Chicory (
Chicorium intybus) also known as French endive, native to Europe, a hardy perennial herb belongs to the family
Asteraceae. The plant grows to a height of 2-3 feet with numerous branches. The lower leaves of the plant are large, spreading and thickly covered with white hairs. The upper leaves are small, less divided and clasping the stems. The root of chicory is long and thick. Though the plant has variety of uses, the dried, and roasted and ground roots are mainly used for blending with coffee. The leaves are used as
vegetable, salad, medicine and forage. Chicory plant has been employed to treat several diseases in plant based medicine system. Chicorin and intybin are the most important active principle present in chicory plant. The fresh roots are bitter, milky and have been used for jaundice, liver enlargements, and gout and rheumatic complaints. Plant extract is an excellent laxative for young ones. Leaves are diuretic and are used for urinary troubles. Leaves of chicory are a good vegetable as it has several nutrients and
minerals.
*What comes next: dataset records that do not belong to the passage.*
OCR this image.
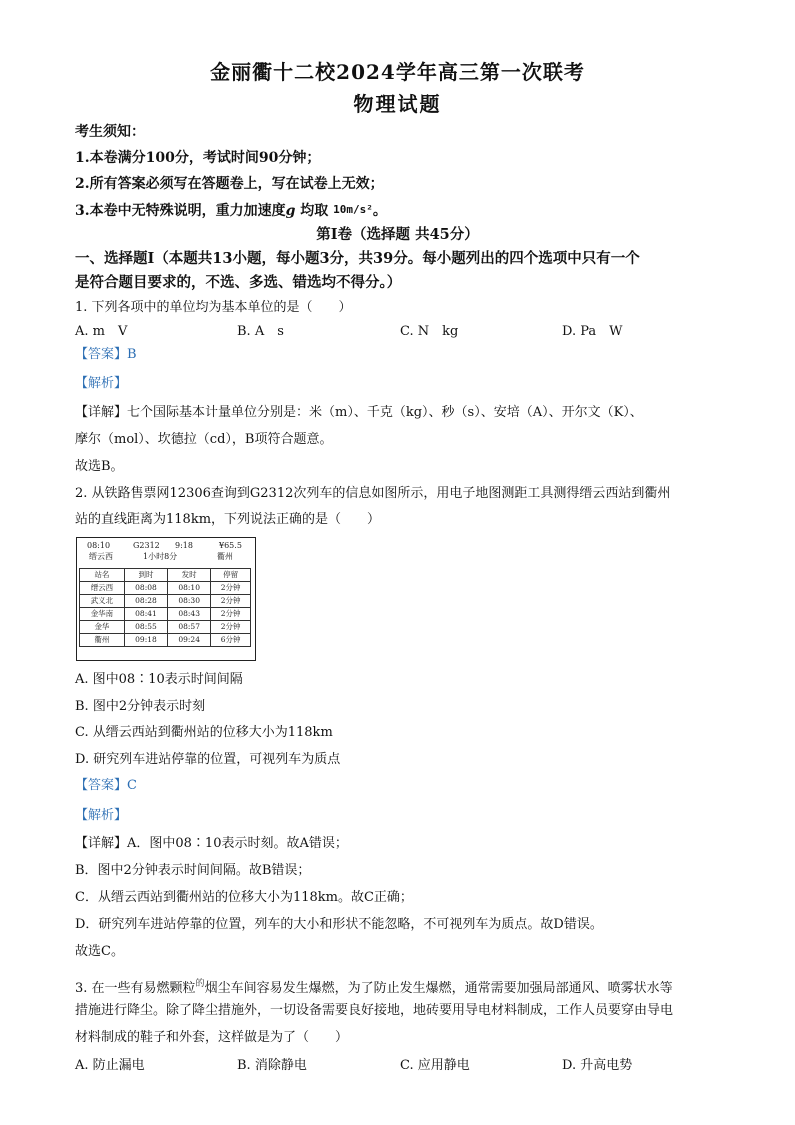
金丽衢十二校2024学年高三第一次联考
物理试题
考生须知：
1.本卷满分100分，考试时间90分钟；
2.所有答案必须写在答题卷上，写在试卷上无效；
3.本卷中无特殊说明，重力加速度g 均取 10m/s²。
第Ⅰ卷（选择题 共45分）
一、选择题Ⅰ（本题共13小题，每小题3分，共39分。每小题列出的四个选项中只有一个
是符合题目要求的，不选、多选、错选均不得分。）
1. 下列各项中的单位均为基本单位的是（　　）
A. m　V	B. A　s	C. N　kg	D. Pa　W
【答案】B
【解析】
【详解】七个国际基本计量单位分别是：米（m）、千克（kg）、秒（s）、安培（A）、开尔文（K）、
摩尔（mol）、坎德拉（cd），B项符合题意。
故选B。
2. 从铁路售票网12306查询到G2312次列车的信息如图所示，用电子地图测距工具测得缙云西站到衢州
站的直线距离为118km，下列说法正确的是（　　）
08:10	G2312 9:18	¥65.5
缙云西	1小时8分	衢州
站名	到时	发时	停留
缙云西	08:08	08:10	2分钟
武义北	08:28	08:30	2分钟
金华南	08:41	08:43	2分钟
金华	08:55	08:57	2分钟
衢州	09:18	09:24	6分钟
A. 图中08∶10表示时间间隔
B. 图中2分钟表示时刻
C. 从缙云西站到衢州站的位移大小为118km
D. 研究列车进站停靠的位置，可视列车为质点
【答案】C
【解析】
【详解】A．图中08∶10表示时刻。故A错误；
B．图中2分钟表示时间间隔。故B错误；
C．从缙云西站到衢州站的位移大小为118km。故C正确；
D．研究列车进站停靠的位置，列车的大小和形状不能忽略，不可视列车为质点。故D错误。
故选C。
3. 在一些有易燃颗粒$^的$烟尘车间容易发生爆燃，为了防止发生爆燃，通常需要加强局部通风、喷雾状水等
措施进行降尘。除了降尘措施外，一切设备需要良好接地，地砖要用导电材料制成，工作人员要穿由导电
材料制成的鞋子和外套，这样做是为了（　　）
A. 防止漏电	B. 消除静电	C. 应用静电	D. 升高电势
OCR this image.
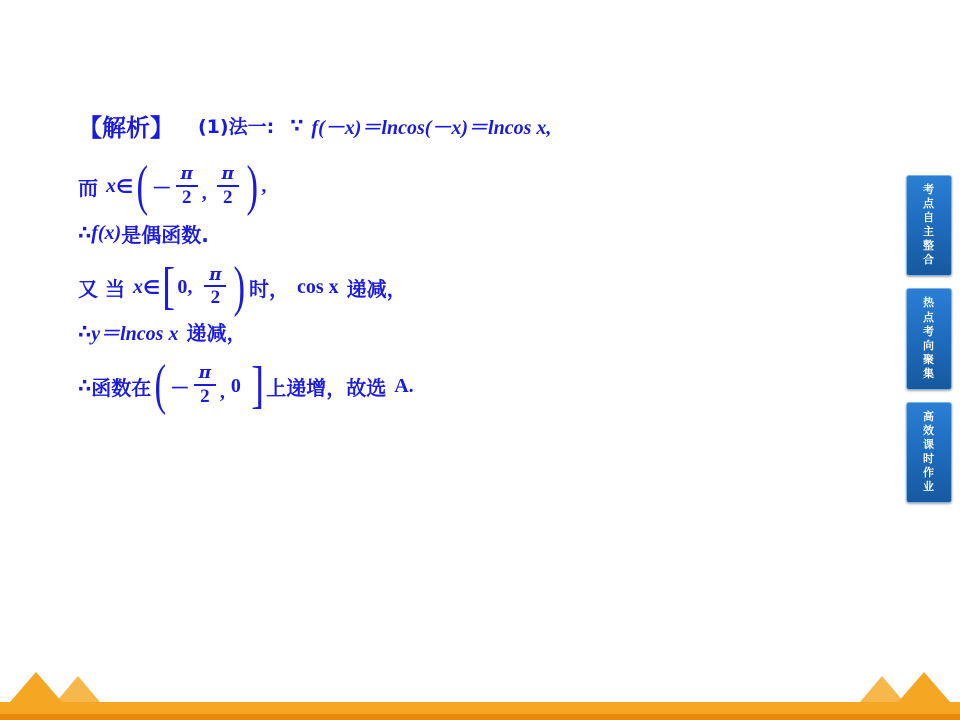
【解析】 (1)法一: ∵ f(－x)＝lncos(－x)＝lncos x,
而 x ∈ ( － $\frac{\pi}{2}$ , $\frac{\pi}{2}$ ) ,
∴ f(x) 是偶函数.
又 当 x ∈ [ 0, $\frac{\pi}{2}$ ) 时， cos x 递减，
∴ y＝lncos x 递减，
∴ 函数在 ( － $\frac{\pi}{2}$ , 0 ] 上递增，故选 A.
考
点
自
主
整
合
热
点
考
向
聚
集
高
效
课
时
作
业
The nutritive values of chicory are comparable with common leafy vegetables like Amaranthus, and water leaf. It is rich in proteins, carbohydrate and fibre and also rich in minerals like Calcium, Iron and Magnesium and fair source of vitamin C. The blanched leaves are used as salad, as the unblanched leaves are bitter. It also a good fodder for sheep, cows and rabbits. Being a quick growing succulent plant produces higher tonnage per unit area.